ENCORE JOURNEY: Near-death experience gives anesthesiologist new purpose

Dr. Frank Artress, left, dresses a wound in Mdori, Tanzania. San Francisco Chronicle photo by Carlos Avila Gonzalez.


Dr. Frank Artress' encore moment came at 18,500 feet.

Climbing Mount Kilimanjaro was supposed to be a celebration of his 50th birthday, but it nearly ended in death for the cardiac anesthesiologist from Modesto, Calif.

Struggling for breath in the thin atmosphere near the top of the mountain, with his lungs slowly filling with fluid and his heart racing, the cardiac anesthesiologist was in a bad state. He knew he had the signs of high-altitude pulmonary edema. The terrain was too treacherous to descend the way he had come, and he had to keep going to the top in order to go back down the other side.

“I thought how stupid it would be to die without ever giving anything back to society,” he told San Francisco Chronicle reporter Meredith May, who recounted Artress's story in “Doctor Finds Higher Calling When Death Knocks.”

After barely surviving this ordeal, Artress and his wife, Susan Gustafson, found a new purpose. When they returned home, their sports cars, signed Picassos and swimming pool had lost their allure. Artress told May, "It looked like we were at someone else's garage sale, looking at all their junk."

They sold almost all of their possessions, Artress quit his job, they moved to Africa and he became a "bush doctor" who serves impossibly poor people in Tanzania. “You can save someone here with $1.50 worth of antibiotics," he told May. "The heartbreak of Africa is that people don’t have access to that most basic care, so they are dying of completely preventable diseases.”

Artress learned to practice tropical medicine by trial and error and via the Internet.

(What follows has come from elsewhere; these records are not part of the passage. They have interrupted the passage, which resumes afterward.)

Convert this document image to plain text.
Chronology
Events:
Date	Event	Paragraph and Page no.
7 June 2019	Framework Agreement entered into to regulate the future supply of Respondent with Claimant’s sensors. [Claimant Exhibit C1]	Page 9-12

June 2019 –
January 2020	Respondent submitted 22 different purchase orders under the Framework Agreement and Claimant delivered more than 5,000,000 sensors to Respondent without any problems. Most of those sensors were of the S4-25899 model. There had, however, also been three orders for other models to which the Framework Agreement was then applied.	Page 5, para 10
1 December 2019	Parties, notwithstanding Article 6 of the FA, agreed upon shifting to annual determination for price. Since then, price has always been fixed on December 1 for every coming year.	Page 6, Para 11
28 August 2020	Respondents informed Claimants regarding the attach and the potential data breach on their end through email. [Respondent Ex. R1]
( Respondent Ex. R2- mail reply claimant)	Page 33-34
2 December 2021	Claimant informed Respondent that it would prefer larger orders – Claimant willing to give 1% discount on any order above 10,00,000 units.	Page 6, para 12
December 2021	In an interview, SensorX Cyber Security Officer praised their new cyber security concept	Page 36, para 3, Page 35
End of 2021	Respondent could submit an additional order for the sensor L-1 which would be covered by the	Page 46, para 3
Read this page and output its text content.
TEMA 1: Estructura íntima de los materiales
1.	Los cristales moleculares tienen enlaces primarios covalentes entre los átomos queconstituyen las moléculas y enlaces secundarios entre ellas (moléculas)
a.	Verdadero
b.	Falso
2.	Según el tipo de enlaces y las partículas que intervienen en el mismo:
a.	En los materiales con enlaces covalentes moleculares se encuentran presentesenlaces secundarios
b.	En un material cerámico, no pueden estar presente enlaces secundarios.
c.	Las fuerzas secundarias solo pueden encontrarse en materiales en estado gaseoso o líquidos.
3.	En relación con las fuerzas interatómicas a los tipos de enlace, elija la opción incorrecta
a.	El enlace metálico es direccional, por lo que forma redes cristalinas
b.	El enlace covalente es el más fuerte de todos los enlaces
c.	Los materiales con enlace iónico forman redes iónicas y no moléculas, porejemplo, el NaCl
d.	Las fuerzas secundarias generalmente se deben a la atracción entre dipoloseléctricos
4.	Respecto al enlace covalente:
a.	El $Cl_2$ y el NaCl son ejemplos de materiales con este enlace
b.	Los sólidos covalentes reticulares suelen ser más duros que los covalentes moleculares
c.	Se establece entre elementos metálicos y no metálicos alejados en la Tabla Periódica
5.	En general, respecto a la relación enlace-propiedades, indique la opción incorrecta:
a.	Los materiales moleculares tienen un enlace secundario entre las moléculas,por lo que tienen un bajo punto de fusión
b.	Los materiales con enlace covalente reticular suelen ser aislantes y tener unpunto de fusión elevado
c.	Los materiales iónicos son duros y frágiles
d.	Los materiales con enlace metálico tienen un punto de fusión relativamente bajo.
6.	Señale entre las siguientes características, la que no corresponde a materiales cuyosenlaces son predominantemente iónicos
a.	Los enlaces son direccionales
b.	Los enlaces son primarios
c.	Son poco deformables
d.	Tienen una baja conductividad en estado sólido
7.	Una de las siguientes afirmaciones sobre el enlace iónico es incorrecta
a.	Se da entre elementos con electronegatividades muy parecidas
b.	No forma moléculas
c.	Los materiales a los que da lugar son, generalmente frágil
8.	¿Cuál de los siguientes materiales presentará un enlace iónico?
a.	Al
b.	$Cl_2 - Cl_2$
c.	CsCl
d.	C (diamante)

After working for two years in a clinic, he and Gustafson stocked up their Land Rover and began treating patients at orphanages and tribal villages. They later bought a 20-foot bus that they turned into a mobile clinic.

With the help of friends, relatives and volunteers, they formed the Foundation for African Medicine and Education in 2004 and raised enough money to build what will be the first hospital in Karatu, a city of 180,000. Now under construction, it will also include the city's first freshwater well.